In 2014, the Council of Indigenous Peoples began providing financial support to Pingpu groups to publish books in their own language. At first, the Taokas hung basic vocabulary signs around Singang, and in January last year the Taokas Cultural Association published its first dictionary.
Kaisanan, who heads the Central Taiwan Pingpu Indigenous Groups Youth Alliance, says the existence of Taokas is crucial to gaining recognition.
“Without [our own] language, it’s very hard to convince the government that we’re a separate group,” he says.
The book is a lively depiction of the preparations for the 2018 kantian festival. The most distinct feature are the male dancers with 30 meter-high bamboo flags tied to their backs. A few elders in the community even remember participating in it as children.
The book contains a photo from the Japanese colonial era of villagers posing with the giant flags. For many, it was the first time they had ever seen an image of the old festival. The authors found the photo in a book by late National Taiwan University anthropologist Hu Chia-yu (胡家瑜).

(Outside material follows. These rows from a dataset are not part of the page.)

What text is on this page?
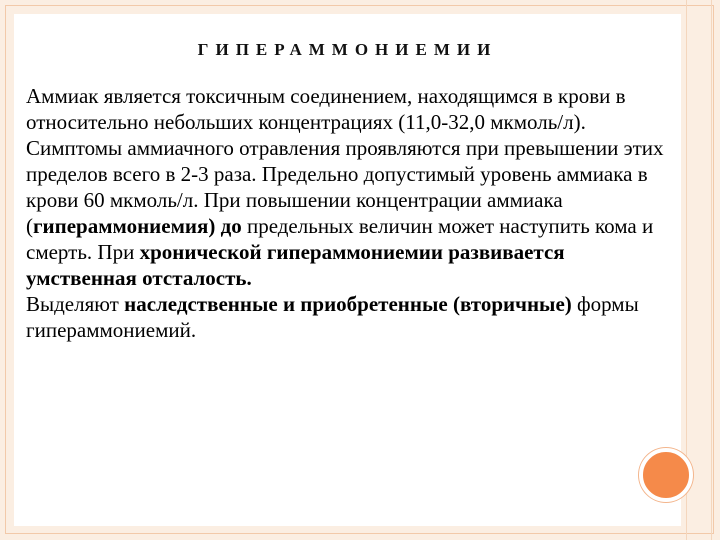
ГИПЕРАММОНИЕМИИ

Аммиак является токсичным соединением, находящимся в крови в относительно небольших концентрациях (11,0-32,0 мкмоль/л). Симптомы аммиачного отравления проявляются при превышении этих пределов всего в 2-3 раза. Предельно допустимый уровень аммиака в крови 60 мкмоль/л. При повышении концентрации аммиака (гипераммониемия) до предельных величин может наступить кома и смерть. При хронической гипераммониемии развивается умственная отсталость.
Выделяют наследственные и приобретенные (вторичные) формы гипераммониемий.
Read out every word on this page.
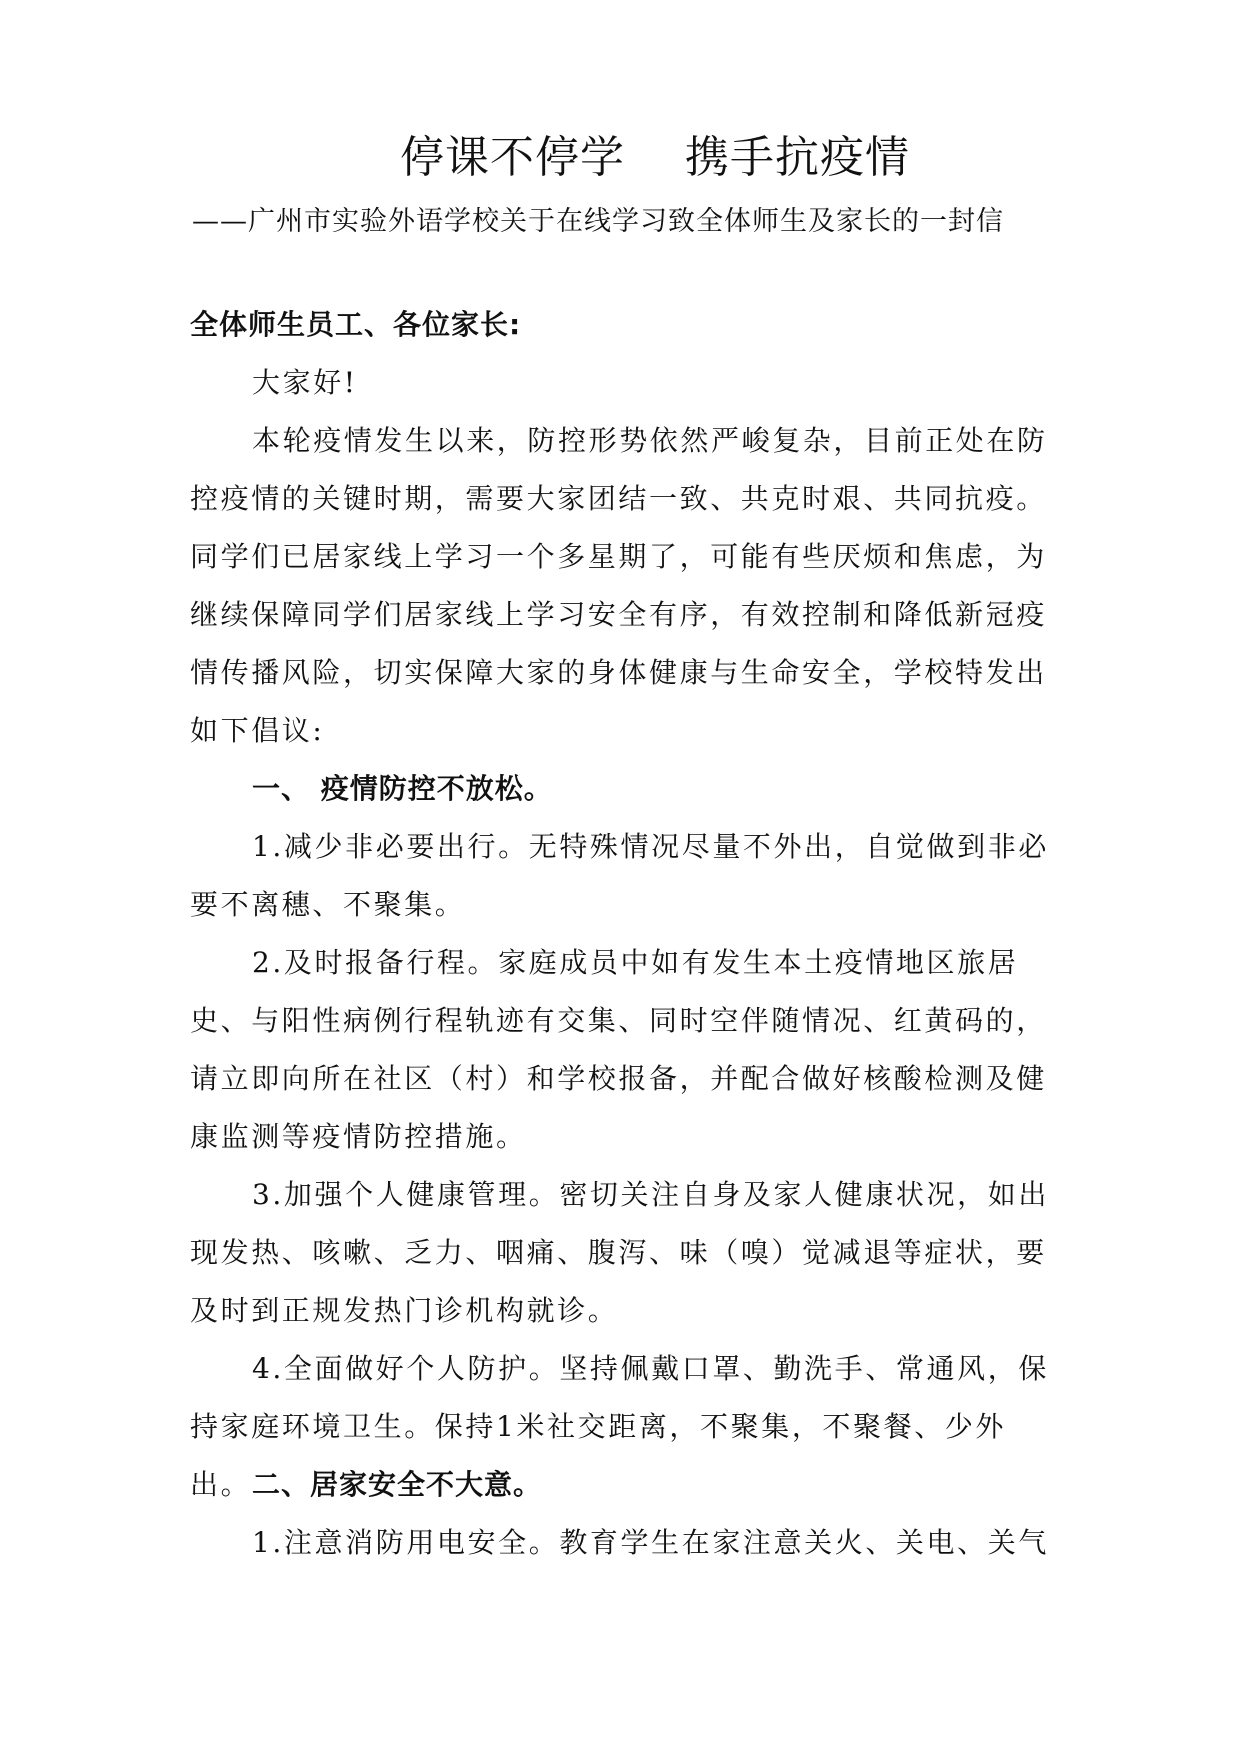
停课不停学    携手抗疫情

——广州市实验外语学校关于在线学习致全体师生及家长的一封信

全体师生员工、各位家长:

大家好!

本轮疫情发生以来，防控形势依然严峻复杂，目前正处在防控疫情的关键时期，需要大家团结一致、共克时艰、共同抗疫。同学们已居家线上学习一个多星期了，可能有些厌烦和焦虑，为继续保障同学们居家线上学习安全有序，有效控制和降低新冠疫情传播风险，切实保障大家的身体健康与生命安全，学校特发出如下倡议:

一、 疫情防控不放松。

1.减少非必要出行。无特殊情况尽量不外出，自觉做到非必要不离穗、不聚集。

2.及时报备行程。家庭成员中如有发生本土疫情地区旅居史、与阳性病例行程轨迹有交集、同时空伴随情况、红黄码的，请立即向所在社区（村）和学校报备，并配合做好核酸检测及健康监测等疫情防控措施。

3.加强个人健康管理。密切关注自身及家人健康状况，如出现发热、咳嗽、乏力、咽痛、腹泻、味（嗅）觉减退等症状，要及时到正规发热门诊机构就诊。

4.全面做好个人防护。坚持佩戴口罩、勤洗手、常通风，保持家庭环境卫生。保持1米社交距离，不聚集，不聚餐、少外出。 二、居家安全不大意。

1.注意消防用电安全。教育学生在家注意关火、关电、关气
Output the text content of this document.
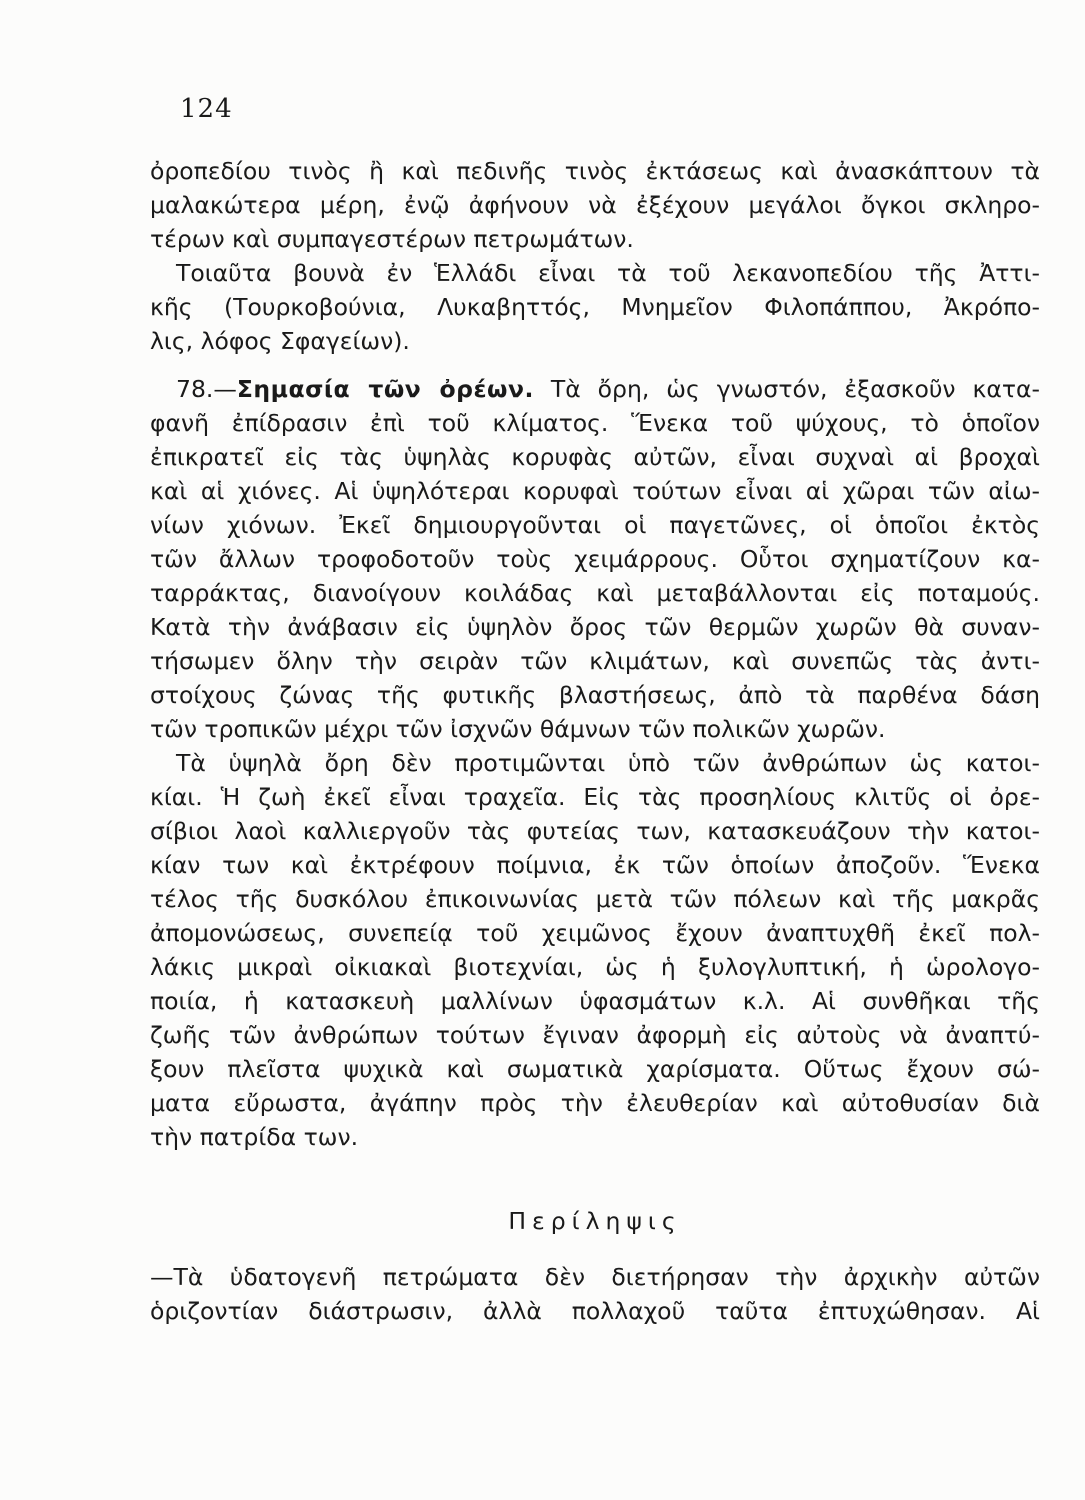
124
ὀροπεδίου τινὸς ἢ καὶ πεδινῆς τινὸς ἐκτάσεως καὶ ἀνασκάπτουν τὰ
μαλακώτερα μέρη, ἐνῷ ἀφήνουν νὰ ἐξέχουν μεγάλοι ὄγκοι σκληρο-
τέρων καὶ συμπαγεστέρων πετρωμάτων.
Τοιαῦτα βουνὰ ἐν Ἑλλάδι εἶναι τὰ τοῦ λεκανοπεδίου τῆς Ἀττι-
κῆς (Τουρκοβούνια, Λυκαβηττός, Μνημεῖον Φιλοπάππου, Ἀκρόπο-
λις, λόφος Σφαγείων).
78.—Σημασία τῶν ὀρέων. Τὰ ὄρη, ὡς γνωστόν, ἐξασκοῦν κατα-
φανῆ ἐπίδρασιν ἐπὶ τοῦ κλίματος. Ἕνεκα τοῦ ψύχους, τὸ ὁποῖον
ἐπικρατεῖ εἰς τὰς ὑψηλὰς κορυφὰς αὐτῶν, εἶναι συχναὶ αἱ βροχαὶ
καὶ αἱ χιόνες. Αἱ ὑψηλότεραι κορυφαὶ τούτων εἶναι αἱ χῶραι τῶν αἰω-
νίων χιόνων. Ἐκεῖ δημιουργοῦνται οἱ παγετῶνες, οἱ ὁποῖοι ἐκτὸς
τῶν ἄλλων τροφοδοτοῦν τοὺς χειμάρρους. Οὗτοι σχηματίζουν κα-
ταρράκτας, διανοίγουν κοιλάδας καὶ μεταβάλλονται εἰς ποταμούς.
Κατὰ τὴν ἀνάβασιν εἰς ὑψηλὸν ὄρος τῶν θερμῶν χωρῶν θὰ συναν-
τήσωμεν ὅλην τὴν σειρὰν τῶν κλιμάτων, καὶ συνεπῶς τὰς ἀντι-
στοίχους ζώνας τῆς φυτικῆς βλαστήσεως, ἀπὸ τὰ παρθένα δάση
τῶν τροπικῶν μέχρι τῶν ἰσχνῶν θάμνων τῶν πολικῶν χωρῶν.
Τὰ ὑψηλὰ ὄρη δὲν προτιμῶνται ὑπὸ τῶν ἀνθρώπων ὡς κατοι-
κίαι. Ἡ ζωὴ ἐκεῖ εἶναι τραχεῖα. Εἰς τὰς προσηλίους κλιτῦς οἱ ὀρε-
σίβιοι λαοὶ καλλιεργοῦν τὰς φυτείας των, κατασκευάζουν τὴν κατοι-
κίαν των καὶ ἐκτρέφουν ποίμνια, ἐκ τῶν ὁποίων ἀποζοῦν. Ἕνεκα
τέλος τῆς δυσκόλου ἐπικοινωνίας μετὰ τῶν πόλεων καὶ τῆς μακρᾶς
ἀπομονώσεως, συνεπείᾳ τοῦ χειμῶνος ἔχουν ἀναπτυχθῆ ἐκεῖ πολ-
λάκις μικραὶ οἰκιακαὶ βιοτεχνίαι, ὡς ἡ ξυλογλυπτική, ἡ ὡρολογο-
ποιία, ἡ κατασκευὴ μαλλίνων ὑφασμάτων κ.λ. Αἱ συνθῆκαι τῆς
ζωῆς τῶν ἀνθρώπων τούτων ἔγιναν ἀφορμὴ εἰς αὐτοὺς νὰ ἀναπτύ-
ξουν πλεῖστα ψυχικὰ καὶ σωματικὰ χαρίσματα. Οὕτως ἔχουν σώ-
ματα εὔρωστα, ἀγάπην πρὸς τὴν ἐλευθερίαν καὶ αὐτοθυσίαν διὰ
τὴν πατρίδα των.
Περίληψις
—Τὰ ὑδατογενῆ πετρώματα δὲν διετήρησαν τὴν ἀρχικὴν αὐτῶν
ὁριζοντίαν διάστρωσιν, ἀλλὰ πολλαχοῦ ταῦτα ἐπτυχώθησαν. Αἱ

“Many people were quite moved when they saw the photo,” Liu says. “So the kantian that we heard elders speak of really did happen. Some villagers recognized people in the photo too.”
IMMERSIVE RESEARCH
Kaisanan says the Taokas chose the picture book format because it will appeal to a broader audience. The story revolves around the 2018 festival, so villagers will be familiar with it, as the illustrations accurately depict the real-life participants as well as local scenery.
Liu says that besides kantian, Taokas children have few opportunities or outlets to learn about their ancestral culture.
“It’s another way to preserve our language,” he says.
Before illustrating the book, Weng Chin-wen (翁勤雯) helped with the murals depicting traditional life that adorn the buildings and walls in Singang. She also completed a picture book in 2018 for the Pingpu Kahabu community’s muzaw a azem, a Lunar New Year festival.
For the Taokas project, Weng participated in the kantian festival and interviewed elders. But as a woman, she did not have access to certain preparations and rituals restricted to Taokas men.
Even Liu had never seen the complex process of tying the flagpoles to the dancers’ backs until she asked her cousin to film it for Weng last year. Using the footage, Weng repeatedly revised her illustrations until the elders deemed them accurate.
Kaisanan and Liu say they want to create more educational material in the future, partially to help their efforts to win government recognition.
“We hope that the government sees that we do have the resources and materials to teach [Taokas],” Kaisanan says.
Liu says she is happy about the “small progress” the community has made preserving Taokas over the past two decades, but she also worries about its future.
“Our population is small, and it’s not a language that can be used daily. The practical applications are very limited,” she says. “But we have to do what we can.”